A typical design to withstand x86 and ARM on Amazon EKS would:
- Un EKS cluster with two managed node groups: one AMD64 and one ARM64, each labeled with its architecture (kubernetes.io/arch).
- A pipeline of AWS CodePipeline with three stages: Source (GitHub), Build (two parallel actions for x86 and ARM) and BuildManifest (creates the multi-arch image).
- At Build, two projects from CodeBuildOne runs on x86 instances and generates the image for AMD64; the other runs on ARM instances and generates the image for ARM64. Both are published on Amazon ECR.
- In BuildManifest, a job combines both images into a single multi-arch manifest, also uploaded to ECR.
From that moment on, the EKS cluster uses a unique image URI (for example, 123456789012.dkr.ecr.region.amazonaws.com/miapp:multi) to deploy on both types of nodes.
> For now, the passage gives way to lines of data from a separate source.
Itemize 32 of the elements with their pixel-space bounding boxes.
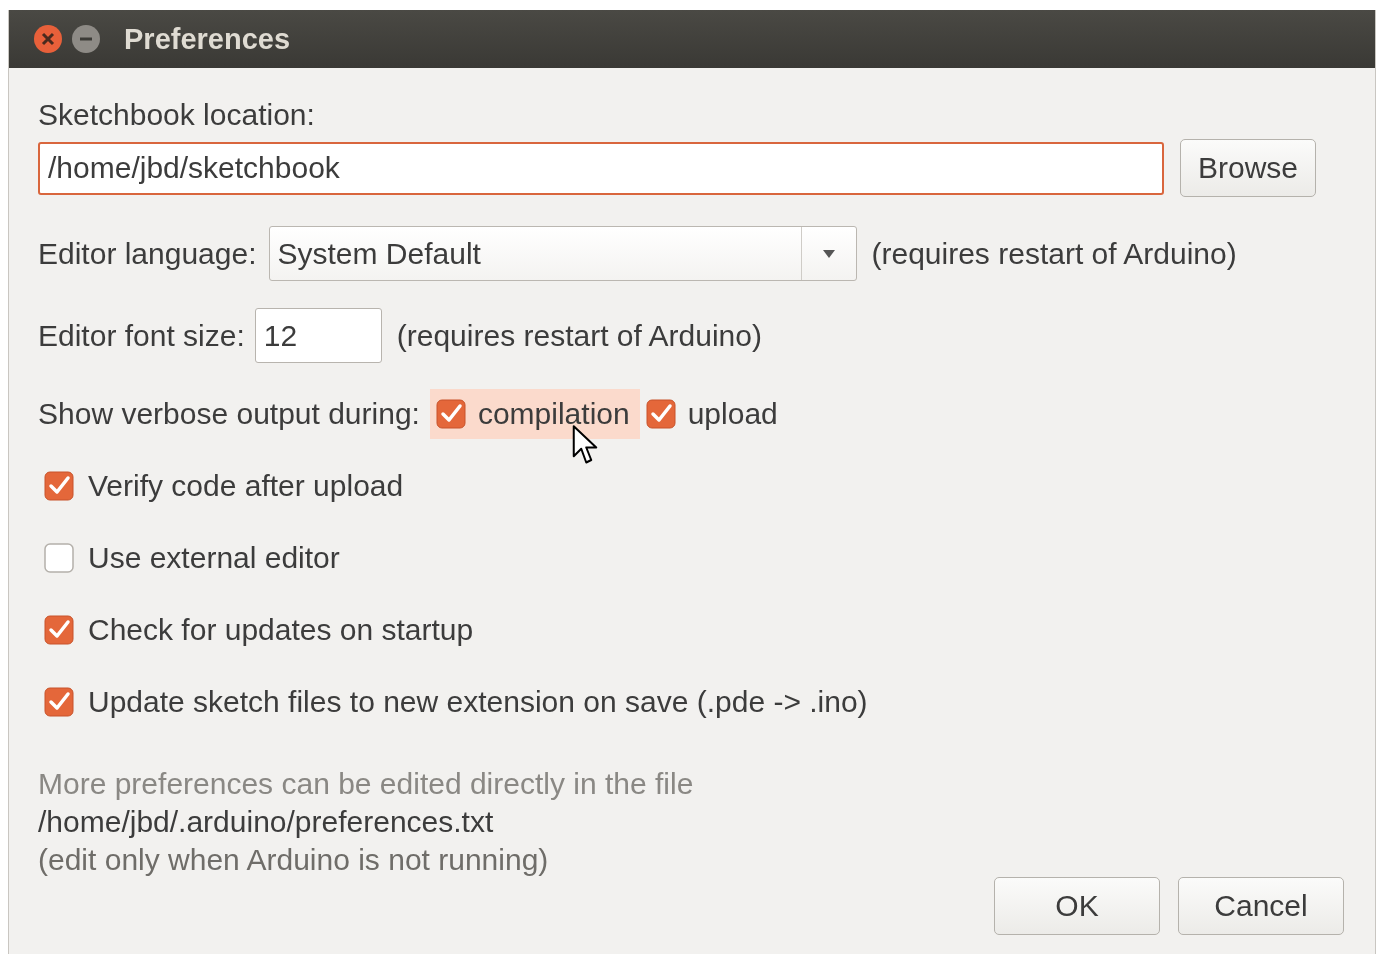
field-label: Editor language: <box>38 236 257 271</box>
font-size-field[interactable]: 12 <box>254 308 382 363</box>
checkbox-label[interactable]: upload <box>687 397 778 431</box>
cancel-button[interactable]: Cancel <box>1178 877 1344 935</box>
note-text: (requires restart of Arduino) <box>396 318 762 353</box>
field-label: Sketchbook location: <box>38 98 316 132</box>
close-icon[interactable] <box>33 24 63 54</box>
checkbox-label[interactable]: Verify code after upload <box>88 469 404 503</box>
caret-icon <box>821 248 836 259</box>
checkbox[interactable] <box>44 615 74 645</box>
dropdown-value: System Default <box>276 235 482 272</box>
info-text: (edit only when Arduino is not running) <box>38 842 550 878</box>
checkbox-label[interactable]: compilation <box>477 397 630 431</box>
ok-button[interactable]: OK <box>994 877 1160 935</box>
minimize-icon[interactable] <box>71 24 101 54</box>
checkbox-label[interactable]: Update sketch files to new extension on save (.pde -> .ino) <box>88 685 868 719</box>
language-dropdown[interactable]: System Default <box>268 226 857 281</box>
checkbox[interactable] <box>44 543 74 573</box>
info-text: More preferences can be edited directly in the file <box>38 766 695 802</box>
checkbox[interactable] <box>645 399 676 429</box>
note-text: (requires restart of Arduino) <box>871 236 1237 271</box>
window-title: Preferences <box>124 22 291 56</box>
checkbox[interactable] <box>435 399 466 429</box>
checkbox[interactable] <box>44 471 74 501</box>
field-label: Show verbose output during: <box>38 397 420 431</box>
field-label: Editor font size: <box>38 318 245 353</box>
checkbox-label[interactable]: Use external editor <box>88 541 340 575</box>
browse-button[interactable]: Browse <box>1180 139 1316 197</box>
path-field[interactable]: /home/jbd/sketchbook <box>38 141 1164 195</box>
checkbox[interactable] <box>44 687 74 717</box>
checkbox-label[interactable]: Check for updates on startup <box>88 613 474 647</box>
file-path: /home/jbd/.arduino/preferences.txt <box>38 804 495 840</box>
Kubernetes, with the help of the architecture information and the scheduler, takes care of placing each Pod on the appropriate node for the corresponding image.
This approach takes advantage of Graviton2's best cost/performance ratio In many workloads, without giving up the flexibility to revert to x86 if something isn't working properly, simply by reusing the AMD64 part of the multi-arch image.
Tips and considerations when creating multi-archive images
Beyond theory and examples, there are several details that should be clear when designing images for AMD64 and ARM64 systematically:
- Make sure that the basic image (FROM …) may also be multi-arch or have separate variants. You can check this with docker buildx imagetools inspect on the base image (for example, alpine, python:alpine3.10, amazoncorretto, etc.).
- If your language allows it (Go, Java, .NET), then favor cross-platform builds that generate portable binaries or bytecode that are not architecture-dependent, so that the same artifact can be used on multiple platforms.
- When using native tools (C/C++, libraries with native extensions, etc.), you will need to ensure that the compilation process supports cross-compiling or that you can compile natively on each architecture.
- For local scenarios on macOS or Windows, Docker Desktop already comes with integrated buildx and QEMUSo, many times you don't need to set up anything else for multi-arch builds.
- On pure Linux, if you want to install buildx "manually," you can download the binary from GitHub and place it in ~/.docker/cli-plugins/docker-buildxgranting it execution permissions. On ARM64, for example, you can automate this with a small script that uses the GitHub API to locate the latest release and download the arm64 binary.
With all this in mind, setting up a robust flow for Create multi-architecture images and publish manifests for AMD64 and ARM64 It ceases to be a rare experiment and becomes a fairly standard practice, and above all, very useful when working with hybrid environments, gradual migrations to ARM, or Kubernetes clusters with heterogeneous nodes.
Ultimately, the key is combining the pieces well: using QEMU and buildx when you want to compile from a single host, relying on tools like docker manifest or ACR Tasks when you need more granular control, and scaling all of this to CI/CD with GitHub Actions, CodeBuild, or similar pipelines to keep your multi-arch images always up-to-date and ready to run on any architecture without the team having to rack their brains on every deployment.
Passionate writer about the world of bytes and technology in general. I love sharing my knowledge through writing, and that's what I'll do on this blog, show you all the most interesting things about gadgets, software, hardware, tech trends, and more. My goal is to help you navigate the digital world in a simple and entertaining way.